La pièce est plongée dans la pénombre qui incite ce calme absolu. Seul le bruissement des draps vient perturber le silence qui pèse sur l'esprit de la jeune fille. Elle se tourne et se retourne, se débattant avec ses couvertures. Elle a bien trop chaud. Puis bien trop froid. Elle s'agace. Elle s'énerve. Elle rumine. Elle ne parvient pas à s'endormir.

Et elle n'a aucune envie de lire. Les écrits qu'elle dévore ont pourtant toujours été un échappatoire. Aujourd'hui, ils semblent seulement être une source de tristesse.

Ils regorgent d'héroïnes qui n'ont aucune peur d'affronter leurs faiblesses. Asha sait qu'elle ne ressemblera jamais à ces portraits. Les femmes décrites sont tout ce qu'elle n'est pas. Elles ont tout ce qu'elle n'a pas.

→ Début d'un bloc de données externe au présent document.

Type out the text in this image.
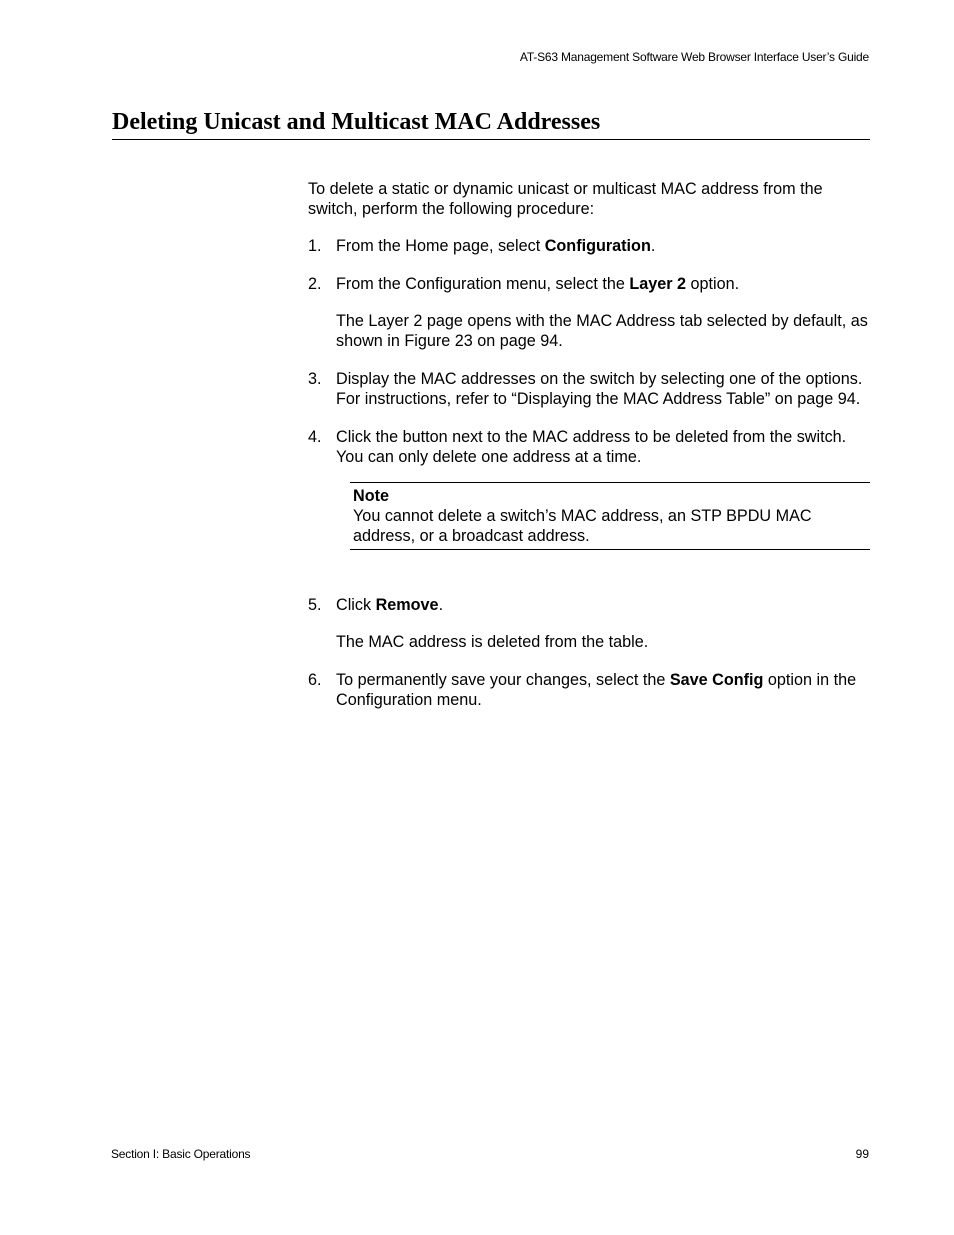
AT-S63 Management Software Web Browser Interface User’s Guide
Deleting Unicast and Multicast MAC Addresses

To delete a static or dynamic unicast or multicast MAC address from the switch, perform the following procedure:

1. From the Home page, select Configuration.

2. From the Configuration menu, select the Layer 2 option.

The Layer 2 page opens with the MAC Address tab selected by default, as shown in Figure 23 on page 94.

3. Display the MAC addresses on the switch by selecting one of the options. For instructions, refer to “Displaying the MAC Address Table” on page 94.

4. Click the button next to the MAC address to be deleted from the switch. You can only delete one address at a time.

Note
You cannot delete a switch’s MAC address, an STP BPDU MAC address, or a broadcast address.
5. Click Remove.

The MAC address is deleted from the table.

6. To permanently save your changes, select the Save Config option in the Configuration menu.

Section I: Basic Operations	99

Elle aurait pu dire à Pierre qu'elle mourrait d'envie de faire du saut à l'élastique. Mais ce n'est qu'un rêve qu'elle ferait mieux d'oublier.
Parce que ses peurs n'ont été que trop confortées. Que bien trop cultivées. Et même encouragées. Jamais détrompées.
Parce qu'elle aurait dû affronter sa sœur et son besoin de la contrôler. Elle aurait dû justifier cette folie passagère. S'immiscer dans sa vie et dans son intimité.
Parce qu'elle aurait dû sortir de chez elle. Quitter ce cocon, cette bulle de confort dans laquelle elle s'est installée. Et à laquelle elle s'est habituée.

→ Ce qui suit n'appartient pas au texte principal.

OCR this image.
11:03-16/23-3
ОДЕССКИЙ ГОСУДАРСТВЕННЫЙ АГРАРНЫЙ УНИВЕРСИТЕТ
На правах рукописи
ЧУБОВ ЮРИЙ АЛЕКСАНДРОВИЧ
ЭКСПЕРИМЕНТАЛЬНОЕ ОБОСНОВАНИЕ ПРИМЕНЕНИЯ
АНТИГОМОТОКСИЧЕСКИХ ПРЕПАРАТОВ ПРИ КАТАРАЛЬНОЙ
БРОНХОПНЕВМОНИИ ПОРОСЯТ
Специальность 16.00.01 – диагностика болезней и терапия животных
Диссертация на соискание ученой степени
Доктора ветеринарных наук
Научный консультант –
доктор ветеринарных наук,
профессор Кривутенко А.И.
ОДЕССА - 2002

Mais dire oui représentait beaucoup trop d'obstacles à surmonter. Et la voilà désormais toute seule, comme à chaque nuit tombée, avec pour seuls amis, ses regrets.

La brune est bien consciente qu'il lui suffirait d'un peu de courage pour agir comme les protagonistes de ces histoires qui la fascinent. Mais elle s'en sent démunie. Et surtout, elle relativise. Ce qui est conté dans ces livres n'est que fictif. Bien loin de la vraie vie. Et très très loin de sa propre réalité.

Un profond soupir s'échappe de ses lèvres. Elle sent le mal de tête la gagner et sans plus y réfléchir, elle sort de son lit. Elle évolue dans l'obscurité et passe le premier maillot de bain qu'elle trouve dans son armoire. Elle s'enroule dans une douce serviette épaisse, de peur que la fraîcheur de la soirée morde sa peau blanche.

Ses pieds frôlent le parquet alors qu'elle traverse la bâtisse. Puis ils entrent en contact avec les dalles froides à l'extérieur. Elle entend les lents mouvements de l'eau provoqués par la brise calme et contemple ce tableau. La lune se reflète dans l'eau.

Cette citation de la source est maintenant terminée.